Friday, February 29

Veoh is raising a round, claims to be pretty big and growing

from venturebeat

Updated with more information from the company

Online video startup Veoh is in the process of raising a $40 million
round at a proposed $150 million valuation and has hired investment
bank Bear Sterns to help with the effort, Silicon Alley Insider
reports.

San Diego-based Veoh is a distant competitor to market leader YouTube,
but still claims to be growing at a healthy rate. The site features
user-created videos, clips from partners such as the Independent
Comedy Network, as well as content from large companies like Viacom.
From what we hear, the company is well respected in the media world,
partially because it's made a point of forging partnerships with
entertainment companies.

However, Veoh's traffic numbers are contested, as they have been at
least since the company raised $26 million round last spring (our
coverage).

Last December, third-party analytics firm Comscore showed Veoh
bringing in nearly 16 million monthly unique visitors worldwide, with
only 3.5 million of those in the US. That's versus YouTube's nearly
250 million. Meanwhile, rival analytics firm Nielsen says Veoh
received more than 2 million unique US viewers in December (not
visitors).

[Update: Veoh tells me it has more than 23 million monthly video
viewers worldwide, defined as people who started playing a video on
the Veoh home site or on a Veoh video embedded in another site. It
says that Nielsen's panel may be missing large chunks of Veoh traffic,
because the panel is comprised of the wrong demographic. It says that
using a separate Nielsen tracking service, the web analytics firm
obtained numbers much closer to Veoh's own.]
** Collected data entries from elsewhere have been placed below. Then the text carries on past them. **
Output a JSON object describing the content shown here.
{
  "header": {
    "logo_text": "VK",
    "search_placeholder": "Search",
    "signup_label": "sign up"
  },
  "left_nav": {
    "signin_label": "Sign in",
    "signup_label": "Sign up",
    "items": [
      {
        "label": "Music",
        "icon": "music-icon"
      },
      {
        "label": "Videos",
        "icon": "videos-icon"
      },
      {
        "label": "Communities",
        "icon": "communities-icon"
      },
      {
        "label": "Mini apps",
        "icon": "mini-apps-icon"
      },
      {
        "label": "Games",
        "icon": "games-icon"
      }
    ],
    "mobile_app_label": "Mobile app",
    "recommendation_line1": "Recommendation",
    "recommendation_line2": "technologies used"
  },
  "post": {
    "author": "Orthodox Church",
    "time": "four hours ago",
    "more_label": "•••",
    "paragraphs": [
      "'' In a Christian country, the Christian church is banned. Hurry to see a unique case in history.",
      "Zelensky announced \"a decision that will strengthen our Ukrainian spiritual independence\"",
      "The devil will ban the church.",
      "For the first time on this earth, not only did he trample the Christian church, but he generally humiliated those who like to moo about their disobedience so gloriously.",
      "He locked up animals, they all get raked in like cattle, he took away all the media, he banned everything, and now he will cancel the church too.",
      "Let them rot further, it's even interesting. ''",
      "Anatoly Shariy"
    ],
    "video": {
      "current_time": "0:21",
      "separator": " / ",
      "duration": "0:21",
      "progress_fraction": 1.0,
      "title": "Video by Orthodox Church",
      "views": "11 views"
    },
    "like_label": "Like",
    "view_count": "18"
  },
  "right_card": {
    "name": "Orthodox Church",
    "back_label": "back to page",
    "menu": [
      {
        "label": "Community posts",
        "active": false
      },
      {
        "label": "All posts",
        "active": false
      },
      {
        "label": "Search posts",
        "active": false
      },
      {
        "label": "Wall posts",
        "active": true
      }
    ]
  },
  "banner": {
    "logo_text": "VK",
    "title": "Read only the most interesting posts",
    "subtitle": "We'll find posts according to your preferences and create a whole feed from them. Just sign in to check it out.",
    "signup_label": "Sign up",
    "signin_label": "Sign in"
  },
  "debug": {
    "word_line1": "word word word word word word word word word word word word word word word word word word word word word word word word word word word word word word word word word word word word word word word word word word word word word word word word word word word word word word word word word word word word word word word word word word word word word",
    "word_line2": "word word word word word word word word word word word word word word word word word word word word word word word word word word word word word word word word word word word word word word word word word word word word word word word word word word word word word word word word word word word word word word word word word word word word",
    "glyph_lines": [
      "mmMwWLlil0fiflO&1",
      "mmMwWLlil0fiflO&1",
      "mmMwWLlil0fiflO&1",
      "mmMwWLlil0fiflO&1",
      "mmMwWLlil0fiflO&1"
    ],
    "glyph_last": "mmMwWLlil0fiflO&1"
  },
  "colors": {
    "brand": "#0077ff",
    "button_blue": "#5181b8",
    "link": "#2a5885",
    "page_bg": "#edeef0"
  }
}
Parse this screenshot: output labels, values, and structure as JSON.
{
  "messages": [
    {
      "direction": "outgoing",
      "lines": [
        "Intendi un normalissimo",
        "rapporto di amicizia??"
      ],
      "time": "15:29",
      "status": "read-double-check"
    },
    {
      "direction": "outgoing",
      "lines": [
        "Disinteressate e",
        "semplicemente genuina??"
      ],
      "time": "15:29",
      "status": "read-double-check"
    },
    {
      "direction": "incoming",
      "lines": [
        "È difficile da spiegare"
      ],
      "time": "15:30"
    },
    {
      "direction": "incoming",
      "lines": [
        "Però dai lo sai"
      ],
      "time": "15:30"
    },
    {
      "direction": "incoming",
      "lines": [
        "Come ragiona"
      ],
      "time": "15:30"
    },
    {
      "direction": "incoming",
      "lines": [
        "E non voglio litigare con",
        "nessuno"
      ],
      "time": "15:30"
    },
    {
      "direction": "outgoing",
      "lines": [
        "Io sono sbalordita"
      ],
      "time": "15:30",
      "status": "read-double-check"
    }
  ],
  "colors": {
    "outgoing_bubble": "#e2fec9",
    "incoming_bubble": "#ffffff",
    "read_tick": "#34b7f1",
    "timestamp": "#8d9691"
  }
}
Today, Spark Capital investor Bijan Sabet, who sits on Veoh's board,
writes that Nielsen's numbers are wrong, after SAI cited them in its
article.

Sabet says that Veoh's internal server logs show 21 million unique
monthly viewers in December, up from 2.5 million at the beginning of
the year. He also says that users are watching more than 30 million
hours of Veoh videos per month, now.

So maybe Veoh is pretty big, but like every other video company, it is
trying to figure out how to monetize. Many startup rivals have also
raised large amounts of money. Two examples: Last year, DailyMotion
raised $30 (our coverage) and MetaCafe raised $34 million (our
coverage). Hosting and streaming lots of videos gets expensive, and
right now there's no way to cover costs.

[Update: I asked the company about monetization. Veoh says the average
user spends more than 87 minutes on the site per month, with much of
the viewing happening during evening prime time hours. It says its
audience presents great opportunities for brand advertisers.]